GoogleCloudDataproc / spark-bigquery-connector

BigQuery data source for Apache Spark: Read data from BigQuery into DataFrames, write DataFrames into BigQuery tables.
Apache License 2.0
373 stars 194 forks source link

Biqquery changes not reflecting in the Streaming Pipeline #968

Closed nishant-neo closed 4 months ago

nishant-neo commented 1 year ago

I have a spark-structured streaming pipeline that triggers from a Kafka queue and enriching these events with a lookup from an underlying bigquery table (bqt) (this table in the bigquery is also getting updated, via a dataflow job)
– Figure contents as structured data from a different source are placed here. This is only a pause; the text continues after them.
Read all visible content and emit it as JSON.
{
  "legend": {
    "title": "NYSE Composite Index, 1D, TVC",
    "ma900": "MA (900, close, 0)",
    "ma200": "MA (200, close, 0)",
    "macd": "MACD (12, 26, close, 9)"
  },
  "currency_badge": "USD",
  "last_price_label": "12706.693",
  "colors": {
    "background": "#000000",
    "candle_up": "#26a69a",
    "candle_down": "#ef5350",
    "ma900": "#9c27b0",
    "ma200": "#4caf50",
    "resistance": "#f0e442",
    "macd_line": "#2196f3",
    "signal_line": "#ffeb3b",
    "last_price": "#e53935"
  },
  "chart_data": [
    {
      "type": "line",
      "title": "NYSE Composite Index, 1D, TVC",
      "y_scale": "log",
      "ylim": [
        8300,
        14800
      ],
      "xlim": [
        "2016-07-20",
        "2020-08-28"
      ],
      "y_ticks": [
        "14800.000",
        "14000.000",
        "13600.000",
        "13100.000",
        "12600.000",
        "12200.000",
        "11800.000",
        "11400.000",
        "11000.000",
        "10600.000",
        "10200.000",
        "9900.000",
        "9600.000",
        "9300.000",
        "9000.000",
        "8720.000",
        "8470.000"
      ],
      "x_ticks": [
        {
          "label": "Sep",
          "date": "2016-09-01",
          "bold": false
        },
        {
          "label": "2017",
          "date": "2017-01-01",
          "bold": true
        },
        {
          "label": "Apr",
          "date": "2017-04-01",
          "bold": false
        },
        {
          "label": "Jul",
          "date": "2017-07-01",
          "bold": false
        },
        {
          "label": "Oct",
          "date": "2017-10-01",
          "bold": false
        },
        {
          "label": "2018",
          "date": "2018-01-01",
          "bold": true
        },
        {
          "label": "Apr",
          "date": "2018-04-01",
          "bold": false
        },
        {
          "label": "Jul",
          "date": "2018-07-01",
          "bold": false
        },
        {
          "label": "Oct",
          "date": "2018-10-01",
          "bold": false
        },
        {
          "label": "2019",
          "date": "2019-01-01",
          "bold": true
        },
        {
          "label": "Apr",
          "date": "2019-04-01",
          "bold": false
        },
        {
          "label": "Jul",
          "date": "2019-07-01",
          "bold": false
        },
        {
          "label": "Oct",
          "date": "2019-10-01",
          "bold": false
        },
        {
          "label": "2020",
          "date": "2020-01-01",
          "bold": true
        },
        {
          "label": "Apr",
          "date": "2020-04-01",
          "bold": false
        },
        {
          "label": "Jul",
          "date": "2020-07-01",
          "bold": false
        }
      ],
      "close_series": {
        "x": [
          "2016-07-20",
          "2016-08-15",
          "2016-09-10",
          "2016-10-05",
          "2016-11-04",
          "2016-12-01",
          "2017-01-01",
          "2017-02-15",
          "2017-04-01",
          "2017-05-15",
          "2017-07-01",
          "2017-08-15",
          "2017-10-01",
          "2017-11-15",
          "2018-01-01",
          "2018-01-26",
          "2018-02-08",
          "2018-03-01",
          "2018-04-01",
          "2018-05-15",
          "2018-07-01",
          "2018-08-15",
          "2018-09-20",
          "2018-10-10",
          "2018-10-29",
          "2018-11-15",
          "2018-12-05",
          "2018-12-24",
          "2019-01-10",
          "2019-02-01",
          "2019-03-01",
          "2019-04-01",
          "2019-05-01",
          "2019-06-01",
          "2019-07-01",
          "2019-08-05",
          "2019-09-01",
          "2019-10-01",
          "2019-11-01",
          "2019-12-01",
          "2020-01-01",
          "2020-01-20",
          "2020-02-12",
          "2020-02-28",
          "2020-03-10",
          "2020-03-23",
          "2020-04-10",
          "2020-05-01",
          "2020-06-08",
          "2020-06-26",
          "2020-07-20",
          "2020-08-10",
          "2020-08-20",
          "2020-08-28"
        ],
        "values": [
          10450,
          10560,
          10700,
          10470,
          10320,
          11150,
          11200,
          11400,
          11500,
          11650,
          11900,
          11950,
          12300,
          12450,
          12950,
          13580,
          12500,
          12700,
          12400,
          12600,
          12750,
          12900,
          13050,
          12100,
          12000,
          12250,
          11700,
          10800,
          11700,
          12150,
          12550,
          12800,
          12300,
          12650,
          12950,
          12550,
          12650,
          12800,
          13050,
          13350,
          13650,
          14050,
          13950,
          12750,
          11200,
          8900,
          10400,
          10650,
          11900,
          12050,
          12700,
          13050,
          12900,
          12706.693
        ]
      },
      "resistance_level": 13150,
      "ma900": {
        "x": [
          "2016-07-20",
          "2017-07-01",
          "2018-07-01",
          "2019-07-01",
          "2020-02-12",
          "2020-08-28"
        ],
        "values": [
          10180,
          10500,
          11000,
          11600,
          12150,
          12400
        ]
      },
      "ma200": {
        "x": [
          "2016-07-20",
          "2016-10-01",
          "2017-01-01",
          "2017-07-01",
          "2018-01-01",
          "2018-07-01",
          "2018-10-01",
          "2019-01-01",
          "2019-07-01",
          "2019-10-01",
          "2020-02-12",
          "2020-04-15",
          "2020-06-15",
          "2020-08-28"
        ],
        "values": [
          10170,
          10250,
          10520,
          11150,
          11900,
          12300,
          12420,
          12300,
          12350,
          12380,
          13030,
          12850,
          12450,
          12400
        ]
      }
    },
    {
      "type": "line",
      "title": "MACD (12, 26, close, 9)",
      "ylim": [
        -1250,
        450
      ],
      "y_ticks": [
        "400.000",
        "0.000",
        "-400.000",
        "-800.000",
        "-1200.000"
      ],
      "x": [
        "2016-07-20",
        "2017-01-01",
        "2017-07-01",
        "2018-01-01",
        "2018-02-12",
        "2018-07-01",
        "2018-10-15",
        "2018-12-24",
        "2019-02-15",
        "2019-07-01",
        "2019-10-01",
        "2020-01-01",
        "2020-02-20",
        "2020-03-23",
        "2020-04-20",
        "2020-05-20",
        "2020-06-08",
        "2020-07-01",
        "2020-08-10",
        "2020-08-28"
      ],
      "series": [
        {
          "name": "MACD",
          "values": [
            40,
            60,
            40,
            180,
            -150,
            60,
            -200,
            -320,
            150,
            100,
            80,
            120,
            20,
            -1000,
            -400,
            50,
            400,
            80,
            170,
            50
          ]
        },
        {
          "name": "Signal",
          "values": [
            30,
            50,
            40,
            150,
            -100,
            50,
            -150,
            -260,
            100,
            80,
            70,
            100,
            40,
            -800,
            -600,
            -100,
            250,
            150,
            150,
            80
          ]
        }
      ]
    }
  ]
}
Let's say when I deploy the above pipeline at time=t, there were 100 rows in bqt At time=t', #rows in bqt have increased to 120 rows, but my streaming pipeline is still seeing 100 rows, once I redeploy it, after time t', it starts seeing 120 rows.
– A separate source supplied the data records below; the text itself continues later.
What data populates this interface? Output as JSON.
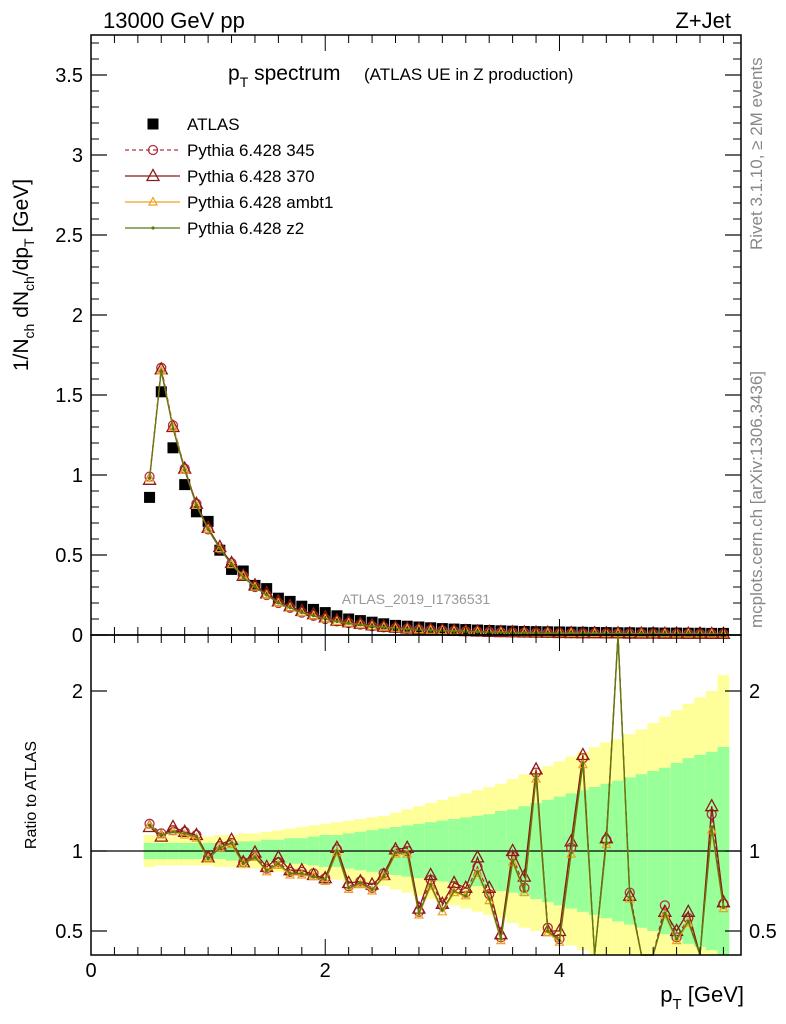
{
  "header": {
    "left": "13000 GeV pp",
    "right": "Z+Jet"
  },
  "side_labels": {
    "top": "Rivet 3.1.10, ≥ 2M events",
    "bottom": "mcplots.cern.ch [arXiv:1306.3436]"
  },
  "analysis_id": "ATLAS_2019_I1736531",
  "chart_data": [
    {
      "type": "scatter",
      "title": "p_T spectrum",
      "title_sub": "(ATLAS UE in Z production)",
      "xlabel": "",
      "ylabel": "1/N_ch dN_ch/dp_T [GeV]",
      "xlim": [
        0,
        5.55
      ],
      "ylim": [
        0,
        3.75
      ],
      "yticks": [
        "0",
        "0.5",
        "1",
        "1.5",
        "2",
        "2.5",
        "3",
        "3.5"
      ],
      "legend_position": "top-left",
      "x": [
        0.5,
        0.6,
        0.7,
        0.8,
        0.9,
        1.0,
        1.1,
        1.2,
        1.3,
        1.4,
        1.5,
        1.6,
        1.7,
        1.8,
        1.9,
        2.0,
        2.1,
        2.2,
        2.3,
        2.4,
        2.5,
        2.6,
        2.7,
        2.8,
        2.9,
        3.0,
        3.1,
        3.2,
        3.3,
        3.4,
        3.5,
        3.6,
        3.7,
        3.8,
        3.9,
        4.0,
        4.1,
        4.2,
        4.3,
        4.4,
        4.5,
        4.6,
        4.7,
        4.8,
        4.9,
        5.0,
        5.1,
        5.2,
        5.3,
        5.4
      ],
      "series": [
        {
          "name": "ATLAS",
          "color": "#000000",
          "marker": "square",
          "values": [
            0.86,
            1.52,
            1.17,
            0.94,
            0.77,
            0.71,
            0.53,
            0.41,
            0.4,
            0.31,
            0.29,
            0.23,
            0.21,
            0.18,
            0.16,
            0.14,
            0.12,
            0.1,
            0.09,
            0.08,
            0.07,
            0.06,
            0.055,
            0.05,
            0.045,
            0.04,
            0.037,
            0.034,
            0.031,
            0.028,
            0.026,
            0.024,
            0.022,
            0.021,
            0.02,
            0.019,
            0.018,
            0.017,
            0.016,
            0.015,
            0.014,
            0.014,
            0.013,
            0.013,
            0.012,
            0.012,
            0.011,
            0.011,
            0.01,
            0.01
          ]
        },
        {
          "name": "Pythia 6.428 345",
          "color": "#b03040",
          "marker": "circle",
          "dashed": true,
          "values": [
            0.99,
            1.67,
            1.31,
            1.04,
            0.82,
            0.66,
            0.54,
            0.45,
            0.37,
            0.3,
            0.25,
            0.2,
            0.17,
            0.14,
            0.12,
            0.1,
            0.085,
            0.075,
            0.065,
            0.055,
            0.048,
            0.043,
            0.038,
            0.034,
            0.031,
            0.028,
            0.025,
            0.023,
            0.021,
            0.019,
            0.017,
            0.016,
            0.015,
            0.014,
            0.013,
            0.012,
            0.011,
            0.011,
            0.01,
            0.01,
            0.009,
            0.009,
            0.009,
            0.008,
            0.008,
            0.008,
            0.008,
            0.007,
            0.007,
            0.007
          ]
        },
        {
          "name": "Pythia 6.428 370",
          "color": "#8b1a1a",
          "marker": "triangle",
          "values": [
            0.97,
            1.66,
            1.3,
            1.04,
            0.82,
            0.67,
            0.55,
            0.45,
            0.37,
            0.31,
            0.26,
            0.21,
            0.18,
            0.15,
            0.13,
            0.11,
            0.09,
            0.08,
            0.07,
            0.06,
            0.052,
            0.046,
            0.041,
            0.036,
            0.033,
            0.029,
            0.026,
            0.024,
            0.022,
            0.02,
            0.018,
            0.017,
            0.016,
            0.015,
            0.014,
            0.013,
            0.012,
            0.011,
            0.011,
            0.01,
            0.01,
            0.009,
            0.009,
            0.009,
            0.008,
            0.008,
            0.008,
            0.008,
            0.007,
            0.007
          ]
        },
        {
          "name": "Pythia 6.428 ambt1",
          "color": "#f0a020",
          "marker": "triangle-small",
          "values": [
            0.98,
            1.65,
            1.3,
            1.03,
            0.81,
            0.66,
            0.54,
            0.44,
            0.37,
            0.3,
            0.25,
            0.2,
            0.17,
            0.14,
            0.12,
            0.1,
            0.085,
            0.074,
            0.064,
            0.055,
            0.048,
            0.042,
            0.037,
            0.033,
            0.03,
            0.027,
            0.024,
            0.022,
            0.02,
            0.018,
            0.017,
            0.015,
            0.014,
            0.013,
            0.012,
            0.012,
            0.011,
            0.01,
            0.01,
            0.009,
            0.009,
            0.009,
            0.008,
            0.008,
            0.008,
            0.007,
            0.007,
            0.007,
            0.007,
            0.006
          ]
        },
        {
          "name": "Pythia 6.428 z2",
          "color": "#5a7a10",
          "marker": "dot",
          "values": [
            0.98,
            1.65,
            1.29,
            1.03,
            0.81,
            0.66,
            0.54,
            0.44,
            0.36,
            0.3,
            0.25,
            0.2,
            0.17,
            0.14,
            0.12,
            0.1,
            0.084,
            0.073,
            0.063,
            0.054,
            0.047,
            0.041,
            0.036,
            0.032,
            0.029,
            0.026,
            0.023,
            0.021,
            0.019,
            0.017,
            0.016,
            0.015,
            0.014,
            0.013,
            0.012,
            0.011,
            0.011,
            0.01,
            0.01,
            0.009,
            0.009,
            0.008,
            0.008,
            0.008,
            0.007,
            0.007,
            0.007,
            0.007,
            0.006,
            0.006
          ]
        }
      ]
    },
    {
      "type": "line",
      "xlabel": "p_T [GeV]",
      "ylabel": "Ratio to ATLAS",
      "xlim": [
        0,
        5.55
      ],
      "ylim": [
        0.35,
        2.35
      ],
      "yticks": [
        "0.5",
        "1",
        "2"
      ],
      "xticks": [
        "0",
        "2",
        "4"
      ],
      "reference_line": 1,
      "bands": {
        "stat_color": "#99ff99",
        "total_color": "#ffff99",
        "stat_halfwidth": [
          0.05,
          0.05,
          0.05,
          0.05,
          0.05,
          0.05,
          0.05,
          0.06,
          0.06,
          0.06,
          0.07,
          0.07,
          0.08,
          0.08,
          0.09,
          0.1,
          0.1,
          0.11,
          0.12,
          0.13,
          0.14,
          0.15,
          0.16,
          0.17,
          0.18,
          0.19,
          0.2,
          0.21,
          0.22,
          0.23,
          0.25,
          0.26,
          0.28,
          0.3,
          0.32,
          0.34,
          0.36,
          0.38,
          0.4,
          0.42,
          0.44,
          0.46,
          0.48,
          0.5,
          0.52,
          0.55,
          0.58,
          0.6,
          0.62,
          0.65
        ],
        "total_halfwidth": [
          0.1,
          0.09,
          0.09,
          0.09,
          0.09,
          0.09,
          0.1,
          0.1,
          0.11,
          0.11,
          0.12,
          0.13,
          0.14,
          0.15,
          0.16,
          0.17,
          0.18,
          0.19,
          0.2,
          0.21,
          0.22,
          0.24,
          0.26,
          0.28,
          0.3,
          0.32,
          0.34,
          0.36,
          0.38,
          0.4,
          0.42,
          0.45,
          0.48,
          0.5,
          0.53,
          0.56,
          0.59,
          0.62,
          0.65,
          0.68,
          0.7,
          0.73,
          0.76,
          0.8,
          0.84,
          0.88,
          0.92,
          0.96,
          1.0,
          1.1
        ]
      },
      "series": [
        {
          "name": "Pythia 6.428 345",
          "color": "#b03040",
          "values": [
            1.17,
            1.11,
            1.13,
            1.12,
            1.1,
            0.96,
            1.03,
            1.05,
            0.93,
            0.97,
            0.89,
            0.93,
            0.87,
            0.87,
            0.86,
            0.83,
            1.01,
            0.78,
            0.81,
            0.77,
            0.86,
            1.0,
            1.0,
            0.62,
            0.82,
            0.66,
            0.78,
            0.74,
            0.9,
            0.73,
            0.46,
            0.97,
            0.77,
            1.49,
            0.52,
            0.45,
            1.02,
            1.58,
            0.3,
            1.07,
            2.4,
            0.74,
            0.3,
            0.35,
            0.66,
            0.46,
            0.58,
            0.3,
            1.23,
            0.67
          ]
        },
        {
          "name": "Pythia 6.428 370",
          "color": "#8b1a1a",
          "values": [
            1.15,
            1.09,
            1.15,
            1.12,
            1.1,
            0.96,
            1.04,
            1.07,
            0.93,
            0.99,
            0.9,
            0.96,
            0.88,
            0.88,
            0.85,
            0.83,
            1.02,
            0.8,
            0.81,
            0.79,
            0.85,
            1.01,
            1.02,
            0.64,
            0.85,
            0.67,
            0.8,
            0.77,
            0.96,
            0.77,
            0.48,
            1.0,
            0.84,
            1.51,
            0.5,
            0.5,
            1.06,
            1.6,
            0.3,
            1.08,
            2.4,
            0.72,
            0.3,
            0.35,
            0.62,
            0.5,
            0.62,
            0.3,
            1.28,
            0.68
          ]
        },
        {
          "name": "Pythia 6.428 ambt1",
          "color": "#f0a020",
          "values": [
            1.16,
            1.1,
            1.12,
            1.1,
            1.08,
            0.95,
            1.02,
            1.04,
            0.92,
            0.96,
            0.87,
            0.91,
            0.85,
            0.85,
            0.84,
            0.81,
            0.99,
            0.76,
            0.79,
            0.75,
            0.84,
            0.98,
            0.98,
            0.6,
            0.78,
            0.62,
            0.74,
            0.72,
            0.86,
            0.69,
            0.44,
            0.93,
            0.74,
            1.45,
            0.49,
            0.43,
            0.98,
            1.54,
            0.3,
            1.04,
            2.4,
            0.7,
            0.3,
            0.33,
            0.6,
            0.44,
            0.55,
            0.3,
            1.13,
            0.64
          ]
        },
        {
          "name": "Pythia 6.428 z2",
          "color": "#5a7a10",
          "values": [
            1.16,
            1.1,
            1.12,
            1.11,
            1.09,
            0.95,
            1.02,
            1.05,
            0.92,
            0.96,
            0.88,
            0.92,
            0.86,
            0.86,
            0.84,
            0.82,
            1.0,
            0.77,
            0.8,
            0.76,
            0.84,
            0.99,
            0.99,
            0.61,
            0.79,
            0.63,
            0.75,
            0.72,
            0.87,
            0.7,
            0.45,
            0.94,
            0.75,
            1.47,
            0.5,
            0.44,
            0.99,
            1.55,
            0.3,
            1.05,
            2.4,
            0.71,
            0.3,
            0.34,
            0.61,
            0.45,
            0.56,
            0.3,
            1.15,
            0.65
          ]
        }
      ]
    }
  ]
}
Is this behavior expected?

(The whole point of using bq over files was reading the data dynamically)

davidrabinowitz commented 1 year ago

Yes, the behavior is expected. When a DataFrame is created, it is tied to a BigQuery Storage ReadSession, which looks at a snapshot of the table once created.

How often do you need the data to be refreshed? After each period, do you care for the entire table or just for the added rows?

nishant-neo commented 1 year ago

When a DataFrame is created, it is tied to a BigQuery Storage ReadSession, which looks at a snapshot of the table once created.

How can I reload this snapshot of the DataFrame, in the runtime?

How often do you need the data to be refreshed? After each period, do you care for the entire table or just for the added rows?

At every trigger, I expect to read the full table (with the new delta added as well)

isha97 commented 4 months ago

@nishant-neo To reload the snapshot of the DataFrame, you can execute a new read which will have the latest snapshot of the table.